O Congresso ferveu esta semana com uma costura que cheira a acordo sujo: Hugo Motta decidiu abraçar o pacto articulado por Arthur Lira para alterar o foro privilegiado — uma manobra que mistura vaidade de políticos, pressões bolsonaristas e a tentativa de reescrever as regras do jogo para proteger autoridades. Enquanto a oposição fingia lutar contra privilégios, vimos deputados aliados a Bolsonaro ocupar mesas diretoras e fazer chantagem política para pautas que, na verdade, buscam blindar parlamentares e beneficiar a extrema direita. Quem ganha com tudo isso? Os poderosos; quem perde? A democracia e a luta popular.
A costura e o pacote de blindagem
A proposta em questão é uma PEC que acaba com o foro privilegiado para crimes comuns — um tema que já circula no Congresso desde 2018 e que chegou ao plenário da Câmara preparado para votação. Na teoria, a ideia de levar autoridades à primeira instância parece coerente: ninguém deve estar acima da lei. Na prática, porém, a negociação costurada por Lira prevê alterações que trocam farpas por vantagens para parlamentares: autorização prévia do Congresso para abertura de ações penais contra deputados; prisão em flagrante restrita apenas a crimes inafiançáveis; e necessidade de aval legislativo para cumprimento de medidas judiciais dentro do Parlamento. O pacote não é reforma do sistema, é uma tentativa de transferir poderes do Judiciário para o Legislativo. É uma blindagem institucional que cheira a impunidade.
Entre os pontos negociados, aliados garantiram que a PEC em votação terá cláusula que impede a retroatividade — ou seja, processos já no STF, como os que envolvem Jair Bolsonaro, permaneceriam lá. Isso não elimina o intento: é apenas a primeira etapa. Para transferir casos já em curso seria preciso nova articulação, e aí entram as pressões, as barganhas e as manobras que vimos na ocupação da Mesa. Afinal, quem imagina que os bolsonaristas parariam por aí?

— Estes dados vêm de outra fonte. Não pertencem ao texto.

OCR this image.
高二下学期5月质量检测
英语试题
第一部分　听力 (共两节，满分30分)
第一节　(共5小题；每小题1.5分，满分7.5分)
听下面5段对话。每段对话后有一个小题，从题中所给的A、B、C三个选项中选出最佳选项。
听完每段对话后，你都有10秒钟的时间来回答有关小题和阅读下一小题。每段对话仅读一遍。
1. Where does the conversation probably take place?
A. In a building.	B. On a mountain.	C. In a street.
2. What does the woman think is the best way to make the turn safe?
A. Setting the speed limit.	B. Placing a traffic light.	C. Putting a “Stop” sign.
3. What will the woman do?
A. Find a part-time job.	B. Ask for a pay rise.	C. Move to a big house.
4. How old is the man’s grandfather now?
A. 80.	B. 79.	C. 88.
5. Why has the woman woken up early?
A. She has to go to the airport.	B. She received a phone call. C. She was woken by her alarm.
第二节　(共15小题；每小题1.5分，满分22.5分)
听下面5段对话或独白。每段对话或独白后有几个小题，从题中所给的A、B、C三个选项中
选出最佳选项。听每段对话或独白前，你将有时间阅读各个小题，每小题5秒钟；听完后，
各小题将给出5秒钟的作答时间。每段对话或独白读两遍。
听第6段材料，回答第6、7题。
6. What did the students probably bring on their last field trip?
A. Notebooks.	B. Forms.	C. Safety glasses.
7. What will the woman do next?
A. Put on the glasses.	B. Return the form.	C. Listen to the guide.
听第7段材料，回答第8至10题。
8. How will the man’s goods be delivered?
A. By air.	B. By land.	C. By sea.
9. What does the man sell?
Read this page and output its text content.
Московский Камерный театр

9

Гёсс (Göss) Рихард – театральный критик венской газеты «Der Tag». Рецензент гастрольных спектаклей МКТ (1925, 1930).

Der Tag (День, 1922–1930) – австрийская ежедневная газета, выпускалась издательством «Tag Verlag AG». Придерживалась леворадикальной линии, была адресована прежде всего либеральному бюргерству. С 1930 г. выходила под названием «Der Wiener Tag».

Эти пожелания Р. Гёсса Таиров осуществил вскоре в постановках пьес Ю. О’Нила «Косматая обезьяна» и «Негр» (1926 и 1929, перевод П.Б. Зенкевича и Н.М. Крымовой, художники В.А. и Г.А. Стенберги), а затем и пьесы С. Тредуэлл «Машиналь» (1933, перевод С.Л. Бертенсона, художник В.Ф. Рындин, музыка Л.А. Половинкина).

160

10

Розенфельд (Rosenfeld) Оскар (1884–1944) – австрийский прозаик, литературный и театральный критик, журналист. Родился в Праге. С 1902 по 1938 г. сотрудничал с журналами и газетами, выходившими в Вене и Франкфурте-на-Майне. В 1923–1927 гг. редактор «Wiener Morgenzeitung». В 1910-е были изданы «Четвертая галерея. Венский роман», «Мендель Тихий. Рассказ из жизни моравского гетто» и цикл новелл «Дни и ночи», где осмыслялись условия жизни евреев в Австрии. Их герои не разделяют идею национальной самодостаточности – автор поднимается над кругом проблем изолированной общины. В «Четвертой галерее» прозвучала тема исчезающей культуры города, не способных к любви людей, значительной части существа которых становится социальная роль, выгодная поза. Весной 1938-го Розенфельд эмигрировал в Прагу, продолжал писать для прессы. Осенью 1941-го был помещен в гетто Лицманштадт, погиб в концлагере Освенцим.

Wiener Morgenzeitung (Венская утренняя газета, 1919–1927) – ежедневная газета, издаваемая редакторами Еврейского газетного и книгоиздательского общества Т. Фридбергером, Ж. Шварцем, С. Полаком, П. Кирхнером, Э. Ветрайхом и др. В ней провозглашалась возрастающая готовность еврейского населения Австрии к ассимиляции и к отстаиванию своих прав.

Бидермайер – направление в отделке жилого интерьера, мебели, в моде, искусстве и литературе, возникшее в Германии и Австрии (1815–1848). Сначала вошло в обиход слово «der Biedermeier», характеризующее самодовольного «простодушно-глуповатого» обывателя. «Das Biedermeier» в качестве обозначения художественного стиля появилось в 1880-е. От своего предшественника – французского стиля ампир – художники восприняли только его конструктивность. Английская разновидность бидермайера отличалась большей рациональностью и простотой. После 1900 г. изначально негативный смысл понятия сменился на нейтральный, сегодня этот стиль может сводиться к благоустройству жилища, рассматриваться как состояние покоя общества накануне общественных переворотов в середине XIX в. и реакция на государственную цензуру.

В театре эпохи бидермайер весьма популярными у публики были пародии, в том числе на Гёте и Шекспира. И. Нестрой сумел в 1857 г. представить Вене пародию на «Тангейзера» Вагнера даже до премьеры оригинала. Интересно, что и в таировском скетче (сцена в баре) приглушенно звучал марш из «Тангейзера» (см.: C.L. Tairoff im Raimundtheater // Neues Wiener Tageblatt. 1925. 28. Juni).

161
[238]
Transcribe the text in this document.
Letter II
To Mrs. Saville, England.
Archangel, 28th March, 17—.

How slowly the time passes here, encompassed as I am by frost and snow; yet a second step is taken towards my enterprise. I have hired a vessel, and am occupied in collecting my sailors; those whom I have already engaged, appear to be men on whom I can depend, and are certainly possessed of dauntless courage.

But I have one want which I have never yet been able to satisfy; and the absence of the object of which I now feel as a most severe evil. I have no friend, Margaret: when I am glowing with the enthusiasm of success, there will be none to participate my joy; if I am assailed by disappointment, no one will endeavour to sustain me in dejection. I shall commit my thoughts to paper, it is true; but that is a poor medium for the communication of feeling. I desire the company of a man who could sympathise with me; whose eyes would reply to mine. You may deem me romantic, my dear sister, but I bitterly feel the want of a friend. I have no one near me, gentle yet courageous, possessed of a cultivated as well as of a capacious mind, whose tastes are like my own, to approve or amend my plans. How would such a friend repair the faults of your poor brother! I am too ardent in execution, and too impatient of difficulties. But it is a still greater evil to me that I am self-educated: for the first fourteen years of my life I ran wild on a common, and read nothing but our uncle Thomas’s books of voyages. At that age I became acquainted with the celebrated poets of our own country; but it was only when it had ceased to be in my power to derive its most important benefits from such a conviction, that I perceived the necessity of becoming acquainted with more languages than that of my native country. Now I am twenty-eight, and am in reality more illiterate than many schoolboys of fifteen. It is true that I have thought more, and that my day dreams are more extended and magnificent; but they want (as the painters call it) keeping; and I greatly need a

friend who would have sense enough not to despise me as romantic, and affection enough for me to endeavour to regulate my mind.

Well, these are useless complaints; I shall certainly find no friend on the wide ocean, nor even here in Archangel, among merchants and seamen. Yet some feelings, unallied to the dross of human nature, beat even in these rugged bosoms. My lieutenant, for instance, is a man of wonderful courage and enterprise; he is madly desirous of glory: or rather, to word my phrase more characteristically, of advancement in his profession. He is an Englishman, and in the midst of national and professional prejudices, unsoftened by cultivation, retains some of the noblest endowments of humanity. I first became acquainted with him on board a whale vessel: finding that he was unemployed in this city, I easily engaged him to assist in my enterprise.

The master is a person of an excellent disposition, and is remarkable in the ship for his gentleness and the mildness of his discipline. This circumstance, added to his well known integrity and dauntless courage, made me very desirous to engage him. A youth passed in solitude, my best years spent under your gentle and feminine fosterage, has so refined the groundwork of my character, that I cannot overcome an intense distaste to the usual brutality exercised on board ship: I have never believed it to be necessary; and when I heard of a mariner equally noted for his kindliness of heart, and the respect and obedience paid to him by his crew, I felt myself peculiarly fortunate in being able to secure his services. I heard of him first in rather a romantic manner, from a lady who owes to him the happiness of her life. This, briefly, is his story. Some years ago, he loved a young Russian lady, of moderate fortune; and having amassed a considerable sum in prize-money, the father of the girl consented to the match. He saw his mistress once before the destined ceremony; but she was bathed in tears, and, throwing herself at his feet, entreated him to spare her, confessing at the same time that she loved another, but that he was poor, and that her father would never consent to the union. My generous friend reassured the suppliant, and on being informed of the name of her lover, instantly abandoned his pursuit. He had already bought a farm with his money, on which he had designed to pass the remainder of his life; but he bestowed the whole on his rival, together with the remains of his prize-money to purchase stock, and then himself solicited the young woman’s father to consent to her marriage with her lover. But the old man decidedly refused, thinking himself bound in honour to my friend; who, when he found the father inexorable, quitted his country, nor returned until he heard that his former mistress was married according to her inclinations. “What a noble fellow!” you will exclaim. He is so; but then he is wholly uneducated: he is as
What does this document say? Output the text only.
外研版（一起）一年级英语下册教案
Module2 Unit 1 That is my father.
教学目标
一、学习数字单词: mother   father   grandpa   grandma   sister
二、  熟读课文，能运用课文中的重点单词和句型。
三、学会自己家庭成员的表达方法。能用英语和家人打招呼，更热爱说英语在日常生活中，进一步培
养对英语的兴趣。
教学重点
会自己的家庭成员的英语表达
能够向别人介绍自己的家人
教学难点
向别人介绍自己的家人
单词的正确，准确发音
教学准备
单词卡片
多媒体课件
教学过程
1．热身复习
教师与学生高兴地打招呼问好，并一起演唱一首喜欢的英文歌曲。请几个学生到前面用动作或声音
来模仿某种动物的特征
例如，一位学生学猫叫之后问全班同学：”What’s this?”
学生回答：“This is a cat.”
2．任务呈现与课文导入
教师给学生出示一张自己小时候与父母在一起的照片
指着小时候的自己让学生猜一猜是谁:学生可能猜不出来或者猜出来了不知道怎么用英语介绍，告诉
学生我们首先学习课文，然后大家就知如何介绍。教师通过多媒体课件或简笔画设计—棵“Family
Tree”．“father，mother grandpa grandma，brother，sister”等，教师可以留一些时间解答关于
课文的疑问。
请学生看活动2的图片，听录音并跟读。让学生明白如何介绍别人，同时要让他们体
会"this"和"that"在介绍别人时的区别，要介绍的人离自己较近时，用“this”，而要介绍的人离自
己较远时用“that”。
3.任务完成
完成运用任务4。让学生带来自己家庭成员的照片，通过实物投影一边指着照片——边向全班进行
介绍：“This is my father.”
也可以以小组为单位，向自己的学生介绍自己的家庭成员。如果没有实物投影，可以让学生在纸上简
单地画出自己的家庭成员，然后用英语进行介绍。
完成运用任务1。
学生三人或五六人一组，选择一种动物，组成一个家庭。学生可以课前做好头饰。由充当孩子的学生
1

No calor da negociação, Hugo Motta tentou negar qualquer troca de favores. “A presidência da Câmara é inegociável. Quero que isso fique bem claro. As matérias que estão saindo sobre a negociação feita por esta presidência para que os trabalhos fossem retomados não está vinculada a nenhuma pauta. O presidente da Câmara não negocia as suas prerrogativas, nem com a oposição, nem com o governo, nem com absolutamente ninguém” — Hugo Motta. Convenhamos: quem acreditou nessa negação assistiu a um espetáculo de hipocrisia parlamentar.
O debate jurídico também pulsa. O foro privilegiado existe para supostamente proteger investigações de influências locais, mas foi reduzido pelo STF em 2018 para crimes cometidos durante o mandato e relacionados ao cargo. Em 2025, entretanto, o Supremo mudou o entendimento e decidiu que investigações podem continuar mesmo depois do fim do mandato, para evitar que investigados escapem renunciando ou não sendo reeleitos. “O parlamentar pode, por exemplo, renunciar antes da fase de alegações finais para forçar a remessa dos autos a um juiz que, aos seus olhos, é mais simpático aos interesses da defesa” — Gilmar Mendes. Ou seja: estabilidade processual contra manobra política.
E a esquerda? Lula e o PT aparecem na cena como um ator central: a base do governo, segundo interlocutores, teria apoios a pontos da pauta costurada nos bastidores. Para nós, que queremos um projeto popular e anticapitalista, a lição é clara: não basta a troca de gavetas e medíocre acomodação parlamentar. Defender estatais, serviços públicos e responsabilização política exige vigilância, mobilização social e unidade com setores progressistas no Congresso — sem ceder a reformas que privilegiam acusados e corroem a confiança no Judiciário.
A partida que se joga agora não é apenas técnica ou institucional; é política. Direitos, Estado democrático e combate à impunidade estão na mesa — e a direita, sempre pronta a usar qualquer brecha, já faz seu jogo sujo. Resta à militância e aos setores populares pressionar por reformas que aumentem transparência e responsabilização, e não por projetos que transformem o Congresso em cofre de impunidade para ricos e golpistas. Quem pensa que a democracia será entregue sem luta ainda não entendeu nada.